Expulsion, relocalisation et l’ombre sur le Liban

Les combats de septembre n’ont pas mis fin immédiatement aux opérations de l’OLP en Jordanie, mais ont brisé l’épine dorsale organisationnelle des fedayeen dans le royaume. Des mois d’affrontements continus ont culminé en juillet 1971 quand les forces jordaniennes ont chassé les dernières unités de l’OLP de leurs bastions de la forêt d’Ajloun. L’infrastructure militaire de l’OLP en Jordanie était terminée.

L’organisation s’est relocalisée, en grande partie, au Liban — un pays dont le propre pacte sectaire fragile et l’État central faible le rendaient, comme la Jordanie l’avait semblé autrefois, une base viable. L’Institut d’études palestiniennes, qui a documenté en profondeur l’histoire politique palestinienne au cours des décennies, a retracé comment le chapitre libanais de l’OLP s’est développé directement des ruines de celui jordanien. Ce qui a été établi au Liban au cours des années 1970 — la présence armée, les structures quasi gouvernementales, les camps de réfugiés comme base politique — se terminerait à son tour par l’invasion israélienne de 1982 et une deuxième expulsion, plus importante.

Le nom que les Palestiniens ont donné à l’unité d’opérations clandestines qui a émergé du traumatisme de septembre 1970 — Septembre noir, l’organisation responsable de l’attaque de Munich en 1972 — portait le chagrin de cet événement en lui.
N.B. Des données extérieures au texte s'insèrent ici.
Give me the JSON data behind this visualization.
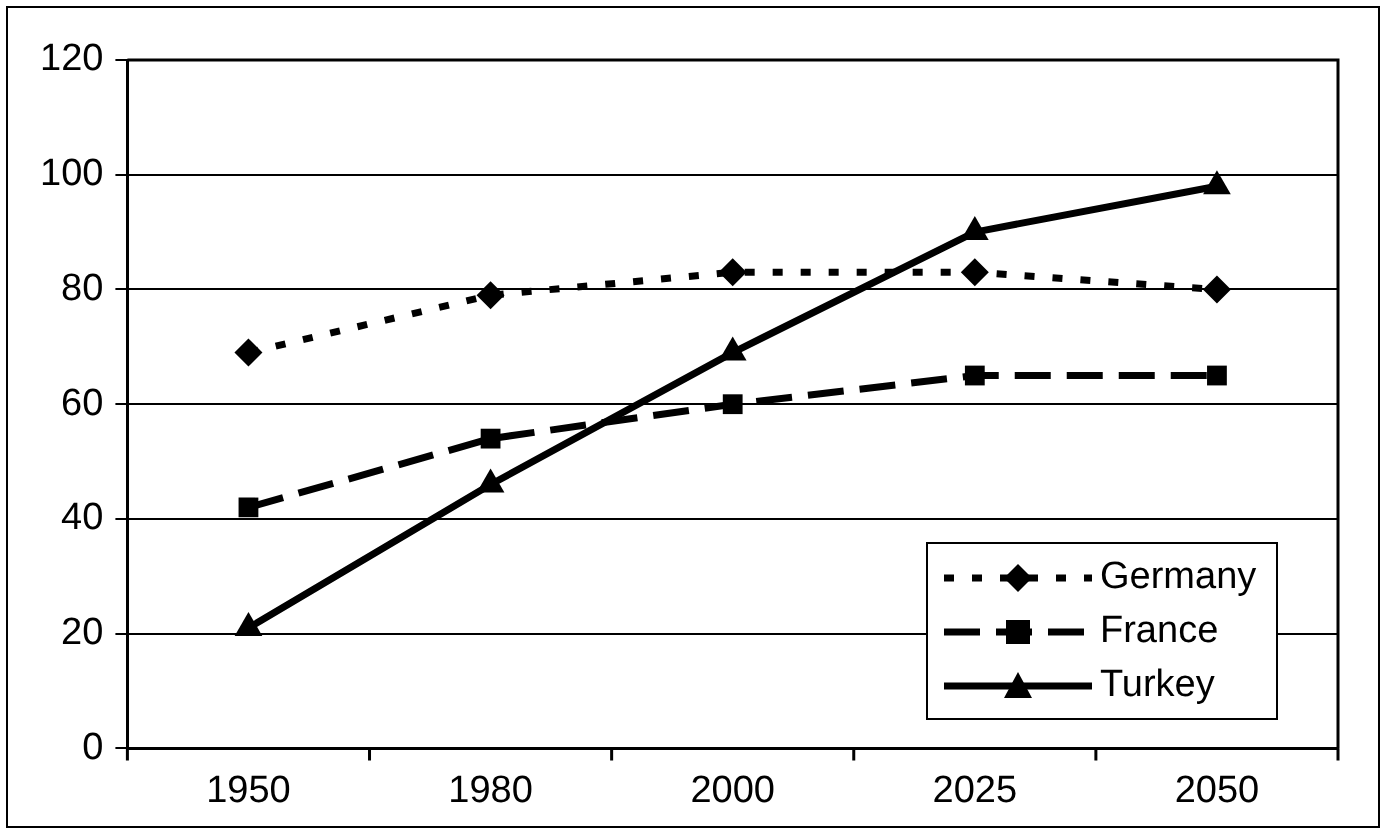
{
  "chart_data": {
    "type": "line",
    "categories": [
      "1950",
      "1980",
      "2000",
      "2025",
      "2050"
    ],
    "series": [
      {
        "name": "Germany",
        "color": "#000000",
        "marker": "diamond",
        "line_style": "dotted",
        "values": [
          69,
          79,
          83,
          83,
          80
        ]
      },
      {
        "name": "France",
        "color": "#000000",
        "marker": "square",
        "line_style": "dashed",
        "values": [
          42,
          54,
          60,
          65,
          65
        ]
      },
      {
        "name": "Turkey",
        "color": "#000000",
        "marker": "triangle",
        "line_style": "solid",
        "values": [
          21,
          46,
          69,
          90,
          98
        ]
      }
    ],
    "ylim": [
      0,
      120
    ],
    "yticks": [
      0,
      20,
      40,
      60,
      80,
      100,
      120
    ],
    "grid": "y",
    "legend": "bottom right"
  }
}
C’était un acte de nomination : un refus de laisser un mois de tueries sans marque, même en l’absence de tout jugement international.

Ce que le Septembre noir révèle sur l’apatridie palestinienne

Le Septembre noir 1970 en Jordanie n’est pas une note de bas de page. C’est un tournant. Il démontre ce que l’apatridie palestinienne rendait structurellement inévitable : que les mouvements armés palestiniens, expulsés d’un territoire, se reconstitueraient dans un autre, dépendant toujours de la tolérance des États hôtes dont les intérêts propres pouvaient changer. Chaque expulsion — de Palestine-Israël en 1948, de Jordanie en 1970-71, du Liban en 1982 — a comprimé davantage la vie politique palestinienne, a dépouillé la capacité organisationnelle, et a imposé de nouveaux cycles de perte aux communautés vivant déjà avec la dépossession.

La bourse de Yezid Sayigh encadre ceci non pas comme une série d’accidents mais comme la conséquence logique d’un mouvement tentant de construire une capacité d’État révolutionnaire sans territoire souverain. Le mouvement national palestinien, d’Amman à Beyrouth à Tunis, opérait toujours à l’intérieur des contraintes politiques des autres. Septembre 1970 a montré, avec une clarté meurtrière, comment ces contraintes pouvaient se resserrer.